Hegseth directed the DOD chief information officer, in coordination with the Department of Government Efficiency, to prepare a plan within 30 days for how the department will in-source IT consulting and management services to its civilian workforce and negotiate most favorable rates on software and cloud services.
“We need this money to spend on better health care for our warfighters and their families, instead of $500 an hour business process consultant,” he said in a statement announcing the cuts. “That’s a lot of consulting.”
He also noted cutting a $500 million contract to the Defense Advanced Research Projects Agency for IT help desk services that are “completely duplicative” of services that the Defense Information Systems Agency already provides.
In addition, the Pentagon is cutting 11 contracts related to diversity, equity and inclusion, climate change, the department’s response to the COVID-19 pandemic and related nonessential activities across the DOD.
He also announced pausing $500 million in funding to two universities — Northwestern University and Cornell — that “tolerate antisemitism and support divisive DEI programs.” This is in addition to the $70 million already cut at Columbia, Penn, Brown and Princeton in past weeks.
Hegseth attended Princeton and Harvard.
“We are committed to rooting out DEI — root and branch — throughout this department … I’m going to keep looking,” Hegseth said.
The memo said $4 million can be directed to “re-allocate to our mission-critical priorities to Revive the Warrior Ethos, Rebuild the Military, and Reestablish Deterrence.”
On March 20, he announced $580 million would be cut in programs, contracts and grants.
“If you’re keeping score at home, today’s cuts bring our running total to nearly $6 billion in wasteful spending over the first six weeks of the Department of Government Efficiency effort here at the Defense Department,” Hegseth said.
On Feb. 20, Hegseth first announced that DOGE would be working on cutting excess and refocusing the department’s budget.
“We’re excited to make these cuts on behalf of you, the taxpayer and the warfighters here at the department,” he said.
On March, 29, he directed the Pentagon to reduce its civilian workforce by 5% to 8 percent over the next several months. This would total 50,000 to 60,000 jobs.
This can be done through early retirement and buyouts with full pay and benefits until Sept. 30. Also probationary workers with less than two years on the job have been let go from federal agencies.

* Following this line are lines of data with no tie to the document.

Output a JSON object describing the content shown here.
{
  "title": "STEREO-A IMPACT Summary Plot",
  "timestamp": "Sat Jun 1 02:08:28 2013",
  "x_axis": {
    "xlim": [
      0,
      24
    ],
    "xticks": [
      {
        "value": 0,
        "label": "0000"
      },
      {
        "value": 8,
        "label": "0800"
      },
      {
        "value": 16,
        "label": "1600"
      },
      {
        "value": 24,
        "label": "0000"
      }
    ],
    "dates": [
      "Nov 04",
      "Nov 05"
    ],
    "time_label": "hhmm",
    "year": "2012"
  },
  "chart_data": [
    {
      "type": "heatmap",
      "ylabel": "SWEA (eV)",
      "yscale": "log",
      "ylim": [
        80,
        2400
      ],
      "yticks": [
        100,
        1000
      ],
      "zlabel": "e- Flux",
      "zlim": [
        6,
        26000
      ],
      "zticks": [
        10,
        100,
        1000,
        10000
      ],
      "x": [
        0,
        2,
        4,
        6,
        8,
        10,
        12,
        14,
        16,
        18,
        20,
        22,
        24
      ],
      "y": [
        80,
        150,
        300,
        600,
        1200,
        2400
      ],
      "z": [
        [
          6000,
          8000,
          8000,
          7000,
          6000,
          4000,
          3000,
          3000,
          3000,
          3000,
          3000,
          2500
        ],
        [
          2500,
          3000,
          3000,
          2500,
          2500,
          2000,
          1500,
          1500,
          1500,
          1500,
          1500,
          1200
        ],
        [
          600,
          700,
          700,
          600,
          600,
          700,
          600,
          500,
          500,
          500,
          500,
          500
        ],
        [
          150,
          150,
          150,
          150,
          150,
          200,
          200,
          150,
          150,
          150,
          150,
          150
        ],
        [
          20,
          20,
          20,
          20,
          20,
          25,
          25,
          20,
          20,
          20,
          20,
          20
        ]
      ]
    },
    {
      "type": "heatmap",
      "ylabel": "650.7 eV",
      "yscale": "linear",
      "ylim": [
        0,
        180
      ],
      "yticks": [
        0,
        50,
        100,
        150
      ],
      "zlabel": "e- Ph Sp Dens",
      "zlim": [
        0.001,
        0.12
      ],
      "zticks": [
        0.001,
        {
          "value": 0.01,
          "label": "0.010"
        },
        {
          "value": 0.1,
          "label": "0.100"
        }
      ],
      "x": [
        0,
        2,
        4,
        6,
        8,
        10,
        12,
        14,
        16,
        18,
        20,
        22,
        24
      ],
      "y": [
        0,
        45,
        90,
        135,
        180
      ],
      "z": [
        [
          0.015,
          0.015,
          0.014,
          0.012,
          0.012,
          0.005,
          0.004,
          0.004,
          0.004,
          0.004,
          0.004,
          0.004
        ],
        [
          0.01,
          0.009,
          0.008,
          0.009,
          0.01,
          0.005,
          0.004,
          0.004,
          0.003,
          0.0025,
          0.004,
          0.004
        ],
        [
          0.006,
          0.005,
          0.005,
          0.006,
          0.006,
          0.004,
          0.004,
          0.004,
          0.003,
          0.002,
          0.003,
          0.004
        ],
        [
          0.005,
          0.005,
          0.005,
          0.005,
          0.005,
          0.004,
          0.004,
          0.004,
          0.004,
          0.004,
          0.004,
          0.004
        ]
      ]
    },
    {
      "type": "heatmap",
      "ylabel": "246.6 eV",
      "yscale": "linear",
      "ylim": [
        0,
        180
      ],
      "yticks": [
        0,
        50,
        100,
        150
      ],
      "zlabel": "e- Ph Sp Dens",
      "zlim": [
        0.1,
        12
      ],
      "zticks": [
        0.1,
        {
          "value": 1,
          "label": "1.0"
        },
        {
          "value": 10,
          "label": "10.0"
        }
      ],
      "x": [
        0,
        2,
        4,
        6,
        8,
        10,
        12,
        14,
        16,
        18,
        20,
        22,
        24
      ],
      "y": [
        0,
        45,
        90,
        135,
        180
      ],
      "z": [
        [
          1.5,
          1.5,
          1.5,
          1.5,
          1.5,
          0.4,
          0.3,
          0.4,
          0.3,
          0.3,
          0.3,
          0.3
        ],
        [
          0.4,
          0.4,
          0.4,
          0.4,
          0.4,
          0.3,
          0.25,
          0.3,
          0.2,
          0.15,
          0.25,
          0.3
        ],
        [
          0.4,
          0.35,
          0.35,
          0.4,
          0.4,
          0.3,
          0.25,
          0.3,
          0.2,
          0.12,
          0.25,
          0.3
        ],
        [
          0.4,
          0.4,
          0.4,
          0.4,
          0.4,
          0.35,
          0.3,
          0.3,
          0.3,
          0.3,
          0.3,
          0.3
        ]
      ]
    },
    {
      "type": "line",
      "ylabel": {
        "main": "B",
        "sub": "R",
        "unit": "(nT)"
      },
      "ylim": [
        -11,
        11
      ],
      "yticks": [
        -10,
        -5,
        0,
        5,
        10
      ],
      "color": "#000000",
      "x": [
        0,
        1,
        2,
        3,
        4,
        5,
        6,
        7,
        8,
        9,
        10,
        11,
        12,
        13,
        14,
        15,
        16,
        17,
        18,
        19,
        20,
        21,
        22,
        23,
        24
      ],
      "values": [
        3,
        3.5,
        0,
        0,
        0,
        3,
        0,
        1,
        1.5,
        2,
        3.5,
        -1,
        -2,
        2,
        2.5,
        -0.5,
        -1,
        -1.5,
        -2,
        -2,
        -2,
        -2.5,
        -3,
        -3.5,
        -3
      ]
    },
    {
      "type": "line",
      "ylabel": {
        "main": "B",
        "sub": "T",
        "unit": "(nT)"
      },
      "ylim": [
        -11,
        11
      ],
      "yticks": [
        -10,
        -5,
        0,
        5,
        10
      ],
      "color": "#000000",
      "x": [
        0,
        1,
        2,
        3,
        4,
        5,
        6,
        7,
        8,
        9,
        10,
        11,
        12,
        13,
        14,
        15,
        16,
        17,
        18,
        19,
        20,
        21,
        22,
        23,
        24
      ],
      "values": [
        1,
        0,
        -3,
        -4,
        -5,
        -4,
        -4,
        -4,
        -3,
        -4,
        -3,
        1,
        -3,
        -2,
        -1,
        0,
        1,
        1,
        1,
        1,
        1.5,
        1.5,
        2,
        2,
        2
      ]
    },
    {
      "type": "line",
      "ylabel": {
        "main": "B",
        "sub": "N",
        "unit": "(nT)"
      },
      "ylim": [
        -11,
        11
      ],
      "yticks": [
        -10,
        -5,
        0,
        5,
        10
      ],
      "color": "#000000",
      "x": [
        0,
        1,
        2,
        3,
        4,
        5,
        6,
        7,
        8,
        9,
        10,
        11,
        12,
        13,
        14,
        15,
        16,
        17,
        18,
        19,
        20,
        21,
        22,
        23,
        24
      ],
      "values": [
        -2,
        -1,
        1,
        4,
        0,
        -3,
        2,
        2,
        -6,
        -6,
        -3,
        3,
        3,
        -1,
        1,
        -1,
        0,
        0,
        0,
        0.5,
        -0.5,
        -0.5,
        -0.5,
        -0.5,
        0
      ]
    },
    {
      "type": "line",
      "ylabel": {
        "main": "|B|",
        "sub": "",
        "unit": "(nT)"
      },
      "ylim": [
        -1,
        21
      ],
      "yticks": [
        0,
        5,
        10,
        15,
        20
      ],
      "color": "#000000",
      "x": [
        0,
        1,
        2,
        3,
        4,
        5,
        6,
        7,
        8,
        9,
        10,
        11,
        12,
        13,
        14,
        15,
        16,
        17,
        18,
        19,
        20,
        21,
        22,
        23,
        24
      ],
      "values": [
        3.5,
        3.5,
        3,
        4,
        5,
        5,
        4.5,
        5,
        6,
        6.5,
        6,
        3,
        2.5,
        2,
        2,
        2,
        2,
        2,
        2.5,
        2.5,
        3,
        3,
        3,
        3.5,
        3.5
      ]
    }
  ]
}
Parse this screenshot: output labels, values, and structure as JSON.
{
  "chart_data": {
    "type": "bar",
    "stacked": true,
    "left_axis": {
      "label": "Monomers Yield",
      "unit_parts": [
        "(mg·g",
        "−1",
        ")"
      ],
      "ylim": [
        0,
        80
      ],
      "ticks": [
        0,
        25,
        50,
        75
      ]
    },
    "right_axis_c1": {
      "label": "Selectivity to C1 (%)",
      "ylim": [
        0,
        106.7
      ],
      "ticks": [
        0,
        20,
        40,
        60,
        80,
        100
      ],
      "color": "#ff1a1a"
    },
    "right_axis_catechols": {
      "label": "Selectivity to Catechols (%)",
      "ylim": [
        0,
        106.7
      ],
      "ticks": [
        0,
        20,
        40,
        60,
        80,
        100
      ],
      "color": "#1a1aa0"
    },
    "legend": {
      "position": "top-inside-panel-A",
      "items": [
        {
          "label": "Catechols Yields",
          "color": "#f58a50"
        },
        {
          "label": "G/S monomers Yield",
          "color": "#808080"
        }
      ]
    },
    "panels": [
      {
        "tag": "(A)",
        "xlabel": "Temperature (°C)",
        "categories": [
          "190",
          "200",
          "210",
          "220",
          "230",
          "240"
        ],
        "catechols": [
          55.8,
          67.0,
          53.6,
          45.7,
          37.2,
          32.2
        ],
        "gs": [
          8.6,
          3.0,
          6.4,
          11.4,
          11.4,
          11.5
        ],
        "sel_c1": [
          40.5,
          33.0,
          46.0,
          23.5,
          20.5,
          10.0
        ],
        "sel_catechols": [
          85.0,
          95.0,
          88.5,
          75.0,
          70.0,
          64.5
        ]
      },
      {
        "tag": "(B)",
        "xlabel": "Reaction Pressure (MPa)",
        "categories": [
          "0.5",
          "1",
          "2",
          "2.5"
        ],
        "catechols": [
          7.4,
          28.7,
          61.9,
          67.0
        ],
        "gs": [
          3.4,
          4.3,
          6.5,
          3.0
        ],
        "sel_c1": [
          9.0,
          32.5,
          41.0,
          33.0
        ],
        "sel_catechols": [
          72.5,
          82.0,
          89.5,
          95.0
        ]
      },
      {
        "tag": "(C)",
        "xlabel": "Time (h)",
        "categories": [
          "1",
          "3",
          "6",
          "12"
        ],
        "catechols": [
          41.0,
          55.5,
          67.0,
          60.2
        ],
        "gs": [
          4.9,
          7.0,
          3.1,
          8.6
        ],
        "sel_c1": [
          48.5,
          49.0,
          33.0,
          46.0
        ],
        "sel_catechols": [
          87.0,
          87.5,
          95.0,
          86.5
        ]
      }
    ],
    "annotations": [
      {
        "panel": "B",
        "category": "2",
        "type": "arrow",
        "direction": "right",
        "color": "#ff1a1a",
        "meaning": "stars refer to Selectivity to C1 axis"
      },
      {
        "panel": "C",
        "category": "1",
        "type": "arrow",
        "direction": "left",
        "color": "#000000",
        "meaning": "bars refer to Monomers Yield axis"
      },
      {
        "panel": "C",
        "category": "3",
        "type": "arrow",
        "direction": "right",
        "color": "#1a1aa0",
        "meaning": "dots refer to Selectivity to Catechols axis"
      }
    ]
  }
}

A hiring freeze was ordered on Feb. 28 by Hegseth after President Donald Trump issued a broad civilian hiring freeze over most of the federal government on his first day in office on Jan. 20 as part of efforts to slash the size of the government.
In the DoD, there are some exceptions, including 18 classes of jobs. They include teaching positions at Department of Defense Education Activity schools and on-post day care, medical facilities, immigration enforcement, public safety, recruiting and readiness.
There are 2.1 million people working for the Department of Defense, roughly 950,000 of whom are non-uniformed civilians.
Trump has ordered agencies to eliminate wasteful spending and misaligned with president’s priorities. Elon Musk heads DOGE, the temporary agency that has sought to reduce spending through dismantling agencies, such as the U.S. Agency for International Development and the Department of Education.